Ce dernier crédit est basé sur l'arrêté Bonny, pour lequel le Conseil d'Etat doit donner son préavis vis-à-vis de la Confédération. L'arrêté Bonny précise le principe suivant à son Art. 1: 

1 La Confédération peut encourager la réalisation de projets de l'économie privée, visant à créer et réorienter des emplois dans les zones économiques en redéploiement, en accordant des cautionnements, des contributions au service de l'intérêt et des allégements fiscaux.

2 Elle peut soutenir par des aides financières des institutions et des projets interentreprises qui accroissent le potentiel de développement d'entreprises et favorisent l'investissement et l'innovation dans les zones économiques en redéploiement (aides financières interentreprises). 

Au vu des efforts déjà consentis pour assainir le marché du lait, de l’état précaire des revenus des producteurs de lait et de l’incapacité de réunir de suite les fonds nécessaires, il s’avère essentiel que l’Etat donne les moyens financiers indispensables afin de maintenir dans notre canton une production laitière et de transformation digne de ce nom.  

Avec 1’900 producteurs de lait, 10% de la production laitière suisse, et 50% de production de Gruyère, le canton de Fribourg  joue un rôle déterminant dans l’économie laitière de notre pays et se doit de maintenir, voire encore renforcer sa position à l'avenir. 

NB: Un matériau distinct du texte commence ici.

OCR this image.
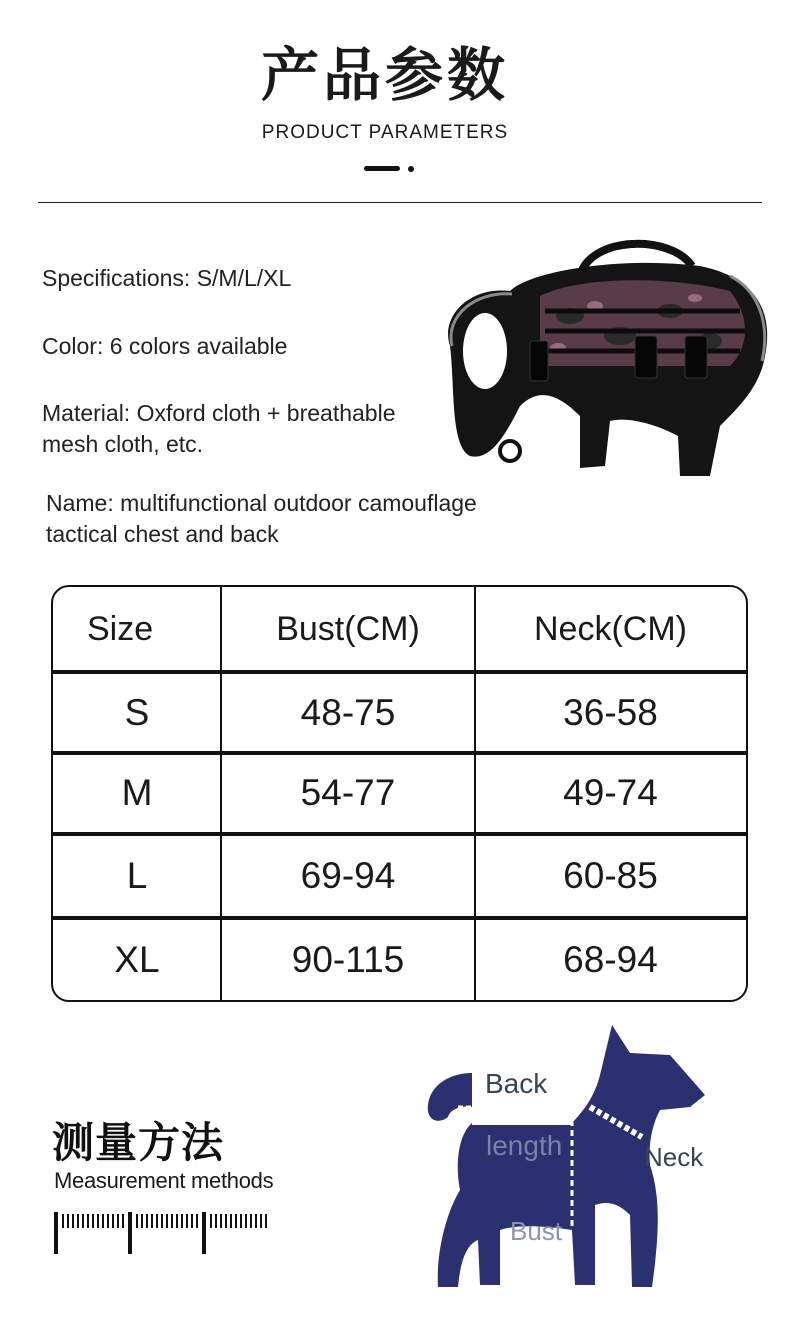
产品参数
PRODUCT PARAMETERS
Specifications: S/M/L/XL
Color: 6 colors available
Material: Oxford cloth + breathable
mesh cloth, etc.
Name: multifunctional outdoor camouflage
tactical chest and back
Size	Bust(CM)	Neck(CM)
S	48-75	36-58
M	54-77	49-74
L	69-94	60-85
XL	90-115	68-94
测量方法
Measurement methods
Back
length	Neck
Bust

Urgence décrétée en raison du sursis concordataire de Swiss Dairy Food – appui financier au travers de la Loi cantonale sur la promotion des produits agricoles et de la Loi sur le fonds rural 

Au vu de ce qui précède et nous fondant sur la loi cantonale sur la promotion des produits agricoles qui a notamment pour but de contribuer à l’amélioration de la capacité concurrentielle de l’agriculture fribourgeoise, en favorisant la qualité, l’identification, la mise en valeur et l’écoulement des produits, les motionnaires demandent au Grand Conseil d’accepter l’urgence et le contenu de cette motion. L'urgence est décrétée suite au sursis concordataire provisoire de Swiss Dairy Food qui court depuis le 23 septembre dernier et prend fin le 22 novembre prochain, date à laquelle le commissaire décidera de la suite à donner. Des décisions doivent par conséquent être prises rapidement en vue de garantir un bon déroulement et une bonne reprise des installations afin d’assurer aux producteurs de lait un écoulement régulier de leur production et dans le but de restructurer, et de mieux positionner nos industries laitières face à l’avenir.

Réponse du Conseil d'Etat

La réponse du Conseil d'Etat n'est pas disponible pour l'instant.

Décision du Grand Conseil

Acceptée par 69 voix contre 13 ; il y a 12 abstentions.